The 18-year-old was released on parole after 16 years behind bars despite having a horrendous institutional record for fighting, extortion and various other infractions. The 19-year-old, ineligible for parole, used his time behind bars to earn a college degree, worked daily in the prison library, mentored younger inmates, received numerous awards for his stellar and exemplary actions, and wrote numerous books.
However, despite those efforts, he won’t be eligible for mandatory release for another 10 to 15 years after already serving over half his initial 50-year sentence. Stories like this have inspired Senate Bill 123, the Second Chance Act, to come to fruition. Sen. Jill Carter and Del. Cheryl Pasteur crafted this well-intentioned and critically important legislation that will consider such cases and give those who have served a considerable amount of time behind bars the opportunity to show a judge that they deserve a second chance at life.
Despite the ill-conceived and narrowminded arguments made by those who believe that atonement and rehabilitation are inconsequential, my colleagues and I in the criminal justice system have seen firsthand how that thinking is irrefutably false. Understanding that individuals need to be held accountable for their actions, with stiff and severe consequences that fit the nature of the crime, we must recognize that these same individuals deserve an opportunity to show that they have transformed their lives and made a conscious decision to change their thinking, that they are entirely different people than when they were sentenced.
However, in that same vein, we also believe that those who egregiously, and without remorse, sexually assault an individual with a weapon using force should not be allowed to earn diminution credits based solely on a policy put forth to reduce overcrowding. These individuals have committed an act so heinous against their victims and displayed no regard for the laws of humanity that they must serve their entire sentence for the sake of public safety.
And this is why we chose to put forth the Pava Marie LaPere Act, Senate Bill 1098, seeking to eliminate the possibility of those convicted of first-degree rape from receiving such arbitrary diminution credits. These two separate yet integral policies allow the members of the Maryland General Assembly to address two glaring discrepancies within our criminal justice system. These bills help simultaneously expand discretion related to the parole commission (LaPere Act) and within the courts (Second Chance Act).

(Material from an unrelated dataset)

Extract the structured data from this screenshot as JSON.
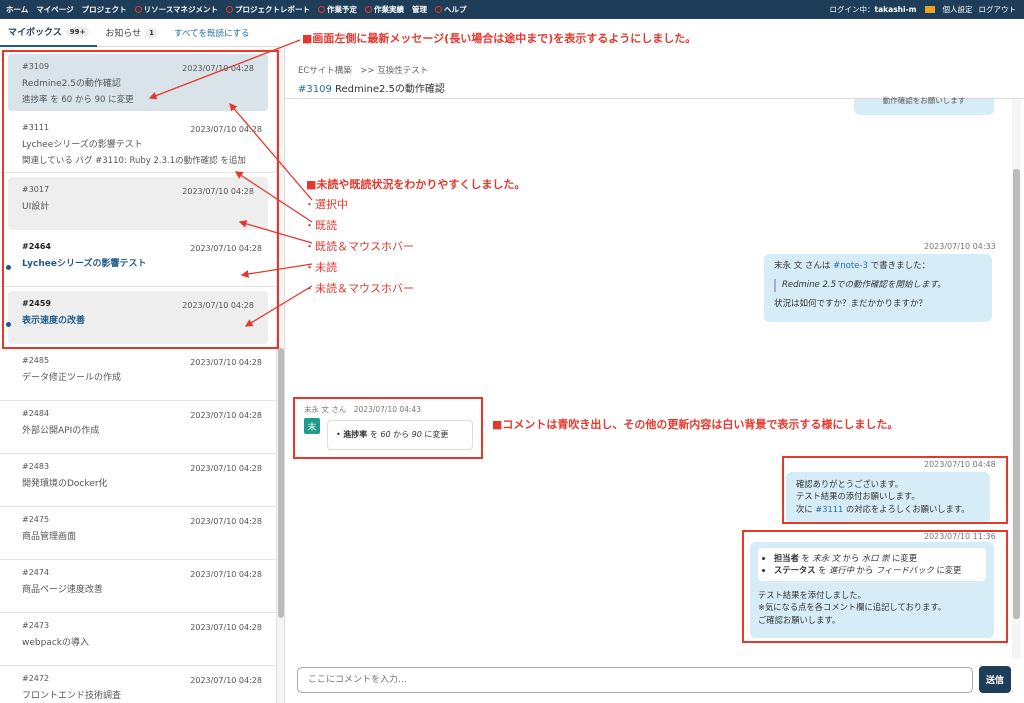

When we talk about justice as it relates to the criminal justice system, we must recognize that there are glaring differences in what justice looks like depending on race, gender or socio-economic status. This is why we have chosen to work collaboratively to address such discrepancies, ensuring that justice no longer represents “Just Us” in communities of color.
Similarly, accountability is not about simply pointing fingers at the bad actors for their actions in some misguided attempt to appear “tough on crime.” Nor does it give us the right to shirk our responsibilities as public officials elected to represent our constituents’ interests.
Reform legislation, like these two critical bills that we are supporting during this legislative session, and the community’s interests are not mutually exclusive. In fact, as prosecutors, we believe they strengthen our criminal justice system and the values we strive to uphold. It’s time we begin to hold ourselves accountable for our actions by putting forth thoughtful and responsible policies that reform the system without sacrificing public safety, thereby earning the trust of the entire community — not just of a select few.